Well, I only ever bind mount over empty directories; but again, "doesn't hide what's under the mount point" from whom? I'm sure root can get to this somehow, but can someone with ordinary user access? even if the user doesn't have permissions to access the stuff that's been mounted over?



I thought the whole point of doing a bind mount like this is to
solve the problem of exporting leaves of a directory hierarchy. In
particular,

   "So in your example, if /data2/xray is on the same filesystem as
   /data2, then the server will happily allow operations on
   filehandles anywhere in /data2."

Yes, sure; but I'm not exporting /data2/xray; I'm exporting
/srv/nfs/xray, a bind mount to the preceding.  Am I missing
something, or is NFS too insecure to use in any context requiring
differentiated security settings on different folders in the same
directory structure?

Definitely do *not* depend on NFS to enforce different export options on
different subdirectories of the same filesystem.

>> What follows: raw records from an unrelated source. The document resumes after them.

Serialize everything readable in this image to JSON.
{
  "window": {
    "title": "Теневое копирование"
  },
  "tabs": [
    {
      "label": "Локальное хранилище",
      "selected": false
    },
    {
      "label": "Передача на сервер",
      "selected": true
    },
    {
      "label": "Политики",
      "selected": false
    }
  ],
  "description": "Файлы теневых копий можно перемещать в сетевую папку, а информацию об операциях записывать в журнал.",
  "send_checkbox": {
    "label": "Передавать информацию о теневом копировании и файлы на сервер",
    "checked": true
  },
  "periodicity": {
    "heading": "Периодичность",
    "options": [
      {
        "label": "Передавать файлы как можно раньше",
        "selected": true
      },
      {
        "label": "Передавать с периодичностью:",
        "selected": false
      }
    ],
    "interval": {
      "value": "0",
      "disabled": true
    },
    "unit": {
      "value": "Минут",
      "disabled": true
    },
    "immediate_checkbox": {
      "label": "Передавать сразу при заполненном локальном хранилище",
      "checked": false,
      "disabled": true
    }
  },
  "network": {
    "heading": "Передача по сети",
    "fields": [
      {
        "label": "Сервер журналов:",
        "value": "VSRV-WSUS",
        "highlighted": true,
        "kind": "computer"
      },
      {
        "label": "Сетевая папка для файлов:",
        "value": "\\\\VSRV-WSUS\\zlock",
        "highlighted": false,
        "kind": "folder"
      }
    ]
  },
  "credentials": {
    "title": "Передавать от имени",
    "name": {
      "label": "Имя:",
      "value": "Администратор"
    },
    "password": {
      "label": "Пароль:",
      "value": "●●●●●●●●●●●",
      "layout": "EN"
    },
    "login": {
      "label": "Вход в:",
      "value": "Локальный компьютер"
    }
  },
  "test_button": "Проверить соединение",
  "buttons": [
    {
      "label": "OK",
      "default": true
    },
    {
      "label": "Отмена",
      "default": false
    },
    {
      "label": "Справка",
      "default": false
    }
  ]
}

It's not practical to making everything you export its own partition;
although I suppose one could do this with ZFS datasets.

I'd be happy to hear about any use cases where that's not practical.


Sure. The xray example is taken from one of my research groups which collects thousands of very large electron microscopy images, along with some xray data. I will certainly design this differently in the next iteration (most likely using ZFS), but our current server has a 519T attached storage device which presents itself as a single device: /dev/sdg. Different groups need access to different classes of data, which I export separately and with are presented on the workstations as /xray, /EM, etc..

Yes, I could partition the storage device, but then I run into the usual issues where one partition runs out of space while others are barely utilized. This is one good reason to switch to ZFS datasets. The other is that -- with 450T+ of ever changing data, currently rsync backups are almost impossible. I'm hoping zfs send/receive is going to save me here.


As Christophe pointed out, xfs/ext4 project ids are another option.

--b.


I must have missed this one, but it just leaves me more confused. Project ID's are filesystem metadata, yet this affords better boundary enforcement than a bind mount? Also, the only use case for Project ID's I was able to find are project quotas, so am not even sure how this would be implemented, and used by NFS.